Given that he had warned of the deadly and devastating 1989 San Francisco earthquake a week before it hit, lots of people took Browning seriously.
The Daily Herald took the earthquake prediction seriously enough to send me to southern Illinois and Missouri for a few days to report on it.
At the time the quake was supposed to hit, I was in the observation deck at the top of the St. Louis arch interviewing everyone from the self-proclaimed "bunch of idiots" who were defiantly tempting fate to the Pentecostal believers who tried to convert me.
(I told them that if the earthquake hit while I was in the arch, we'd all die as Quakers.)
Speaking of religion, the night before the earthquake was supposed to hit, the Catholic Mass at Southern Illinois University drew "tons and tons of people" according to my 1990 interview with then-senior Jane Viernow, who manned the desk in one of the school's three 17-story dormitories.
When she saw university President John Guyon set up shop in the 15th-floor lounge to reassure students that the high-rises were earthquake-safe, Viernow joked that "it's like the captain going down with the ship."
The quake prediction fueled a lot of goofiness and entrepreneurship -- one male student tried to use the quake to persuade his girlfriend to let him sleep in her much-safer room. Some kids rented motel rooms for the night.

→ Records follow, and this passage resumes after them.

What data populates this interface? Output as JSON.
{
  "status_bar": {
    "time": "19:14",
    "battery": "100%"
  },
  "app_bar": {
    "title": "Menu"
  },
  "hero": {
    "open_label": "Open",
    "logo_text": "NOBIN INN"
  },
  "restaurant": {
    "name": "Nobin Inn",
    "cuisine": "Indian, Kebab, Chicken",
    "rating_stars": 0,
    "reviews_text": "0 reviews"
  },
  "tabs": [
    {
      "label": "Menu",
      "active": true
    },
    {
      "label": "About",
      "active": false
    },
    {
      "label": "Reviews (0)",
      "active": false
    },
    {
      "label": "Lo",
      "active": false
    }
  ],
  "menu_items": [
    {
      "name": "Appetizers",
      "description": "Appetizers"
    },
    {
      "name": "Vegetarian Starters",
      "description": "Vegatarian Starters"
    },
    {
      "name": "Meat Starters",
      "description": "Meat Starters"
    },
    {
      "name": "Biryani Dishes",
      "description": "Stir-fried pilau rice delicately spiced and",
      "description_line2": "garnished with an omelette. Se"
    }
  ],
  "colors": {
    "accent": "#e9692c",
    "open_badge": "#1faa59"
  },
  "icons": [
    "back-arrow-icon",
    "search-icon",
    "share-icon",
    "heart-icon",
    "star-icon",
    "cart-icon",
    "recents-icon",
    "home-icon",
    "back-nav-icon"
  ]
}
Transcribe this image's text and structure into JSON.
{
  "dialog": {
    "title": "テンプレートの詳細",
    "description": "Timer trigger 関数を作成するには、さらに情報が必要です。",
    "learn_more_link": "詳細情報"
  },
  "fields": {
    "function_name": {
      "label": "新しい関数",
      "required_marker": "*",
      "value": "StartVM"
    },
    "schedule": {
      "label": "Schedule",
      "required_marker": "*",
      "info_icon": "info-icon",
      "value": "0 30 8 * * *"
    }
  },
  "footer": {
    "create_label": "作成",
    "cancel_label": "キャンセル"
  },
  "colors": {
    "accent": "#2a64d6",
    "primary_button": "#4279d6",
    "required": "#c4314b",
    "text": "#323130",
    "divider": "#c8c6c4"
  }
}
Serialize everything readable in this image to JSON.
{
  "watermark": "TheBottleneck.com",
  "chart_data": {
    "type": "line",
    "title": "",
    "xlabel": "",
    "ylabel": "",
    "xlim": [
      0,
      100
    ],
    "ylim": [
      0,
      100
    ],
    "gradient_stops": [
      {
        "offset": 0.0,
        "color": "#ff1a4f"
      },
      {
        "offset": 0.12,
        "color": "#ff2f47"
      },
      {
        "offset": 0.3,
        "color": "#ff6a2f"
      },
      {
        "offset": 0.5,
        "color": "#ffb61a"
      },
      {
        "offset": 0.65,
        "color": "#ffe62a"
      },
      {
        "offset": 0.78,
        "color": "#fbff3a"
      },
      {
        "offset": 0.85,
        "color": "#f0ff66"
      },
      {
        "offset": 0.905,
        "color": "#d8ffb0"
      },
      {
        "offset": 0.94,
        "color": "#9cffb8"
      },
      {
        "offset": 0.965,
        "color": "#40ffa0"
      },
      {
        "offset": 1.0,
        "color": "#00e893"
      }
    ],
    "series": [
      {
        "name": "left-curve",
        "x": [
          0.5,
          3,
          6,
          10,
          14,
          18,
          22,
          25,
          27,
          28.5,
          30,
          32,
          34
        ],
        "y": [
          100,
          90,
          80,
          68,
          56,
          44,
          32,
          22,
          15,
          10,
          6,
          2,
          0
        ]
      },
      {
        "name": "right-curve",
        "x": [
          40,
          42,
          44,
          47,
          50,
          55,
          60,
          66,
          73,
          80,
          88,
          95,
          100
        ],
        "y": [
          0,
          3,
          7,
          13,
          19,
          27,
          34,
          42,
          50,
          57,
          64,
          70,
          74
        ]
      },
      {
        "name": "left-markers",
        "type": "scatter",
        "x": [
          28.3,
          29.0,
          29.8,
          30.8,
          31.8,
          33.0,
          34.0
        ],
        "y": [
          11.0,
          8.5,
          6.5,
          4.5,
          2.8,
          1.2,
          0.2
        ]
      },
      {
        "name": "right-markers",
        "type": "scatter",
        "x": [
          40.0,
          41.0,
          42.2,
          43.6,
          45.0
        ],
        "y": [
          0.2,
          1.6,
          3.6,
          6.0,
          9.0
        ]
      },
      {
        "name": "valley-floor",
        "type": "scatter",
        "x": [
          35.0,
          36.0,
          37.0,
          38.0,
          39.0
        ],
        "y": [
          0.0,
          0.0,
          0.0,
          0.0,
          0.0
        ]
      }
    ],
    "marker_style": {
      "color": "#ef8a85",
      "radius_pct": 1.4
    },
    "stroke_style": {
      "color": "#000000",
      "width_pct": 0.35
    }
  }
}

People in Carbondale and elsewhere along the fault line in 1990 bought up flashlights, groceries and other emergency supplies.
Friday's quake took people by surprise. But it might inspire Illinois residents to go down to the basement and see if their post-Sept. 11 emergency kits are still good. Or maybe they still have their Y2K rations handy.
Browning the predictor took a lot of grief when the earthquake didn't hit. He died of a heart attack at age 73, less than a year after his prediction.
So the only lasting evidence of his 1990 earthquake that didn't shake might be my wife's old T-shirt, with the cartoon of the New Madrid Fault held together by a Band-Aid.
My family might not be ready when the big one finally does hit, but no one will be able to say we weren't dressed for it.